Whether it was the wine, I do not know, but eight out of the nine women looked like they were about to toss those earlier consumed cookies. The other had begun snoring.

 The following morning I buzzed over to Amazon to check the sales for both THE UNDERTAKING OF TESS and THE RESURRECTION OF TESS BLESSING, my recently released "projects." Both seemed to be doing fairly well, which was nice. It had taken me twelve years off and on to write Tessie, so, of course, I hope that more than a few readers pick it up. I was just about to leave Amazon, when quite by accident, I noticed that two more reviews for each book had been posted by the same book blogger. Three stars, or three thumbs down, for both.

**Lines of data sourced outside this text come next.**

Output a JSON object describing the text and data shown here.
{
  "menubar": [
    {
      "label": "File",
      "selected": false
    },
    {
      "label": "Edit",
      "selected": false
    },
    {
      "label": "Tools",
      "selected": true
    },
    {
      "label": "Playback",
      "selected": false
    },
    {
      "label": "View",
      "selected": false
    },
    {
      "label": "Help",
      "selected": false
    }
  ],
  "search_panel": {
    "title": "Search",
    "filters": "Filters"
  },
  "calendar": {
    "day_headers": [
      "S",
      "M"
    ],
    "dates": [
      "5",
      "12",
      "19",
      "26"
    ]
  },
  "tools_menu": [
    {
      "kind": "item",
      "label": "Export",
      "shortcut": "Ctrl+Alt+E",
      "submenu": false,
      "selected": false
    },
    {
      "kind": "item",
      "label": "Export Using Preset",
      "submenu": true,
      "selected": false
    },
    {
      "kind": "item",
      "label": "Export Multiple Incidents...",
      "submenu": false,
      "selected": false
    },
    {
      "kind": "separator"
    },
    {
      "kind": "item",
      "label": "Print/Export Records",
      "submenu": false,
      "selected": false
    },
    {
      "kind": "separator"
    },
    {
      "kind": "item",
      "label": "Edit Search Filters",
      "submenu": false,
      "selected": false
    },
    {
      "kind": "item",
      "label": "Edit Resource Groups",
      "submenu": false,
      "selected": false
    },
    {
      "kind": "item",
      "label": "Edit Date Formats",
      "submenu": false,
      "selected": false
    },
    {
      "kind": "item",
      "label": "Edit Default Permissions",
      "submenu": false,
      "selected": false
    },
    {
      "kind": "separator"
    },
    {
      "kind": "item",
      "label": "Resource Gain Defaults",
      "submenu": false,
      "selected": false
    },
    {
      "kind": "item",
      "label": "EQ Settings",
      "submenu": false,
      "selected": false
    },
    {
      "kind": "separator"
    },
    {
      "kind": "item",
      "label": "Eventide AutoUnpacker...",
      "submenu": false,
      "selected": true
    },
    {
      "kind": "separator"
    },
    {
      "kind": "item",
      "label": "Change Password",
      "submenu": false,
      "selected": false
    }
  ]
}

Now, the general wisdom amongst authors is, "For godssakes, don't read the reviews!" Most of the time I heed that advice, but I admit, my curiosity got the better of me. And that's why it killed that cat. The review this blogger had posted for the novella was wildly inaccurate. There was no way this woman could have read the story. Another bit of advice passed amongst authors is, "If you should get a bad review, whatever you do, don't respond!!" While I sat staring at the cruddy review, I knew that I shouldn't, but I felt so outraged that this woman had taken the time out of her life to comment not only negatively, but incorrectly, on my "job." I couldn't stop myself. I pulled up the comment section on Amazon and wrote:

Dear Blogger,

If you wish to review books, I suggest that reading them beforehand might be a good way to go about that. And after you've finished the novella, if you should feel compelled to write a new review, please remember you don't have to like my work, but elevating your game and trying your hardest not to be an asshole about it would be completely wonderful.

As my finger wavered over the POST THIS COMMENT button on Amazon, I tried one last time to talk myself down.Was it worth the time and energy to get this worked up? Was it really such a big deal? Yeah, it is, I told myself as I lowered my finger. Respecting ourselves and our efforts, and expecting at the very minimum that others do the same, might be one of the biggests deals of all. It should be all of our jobs.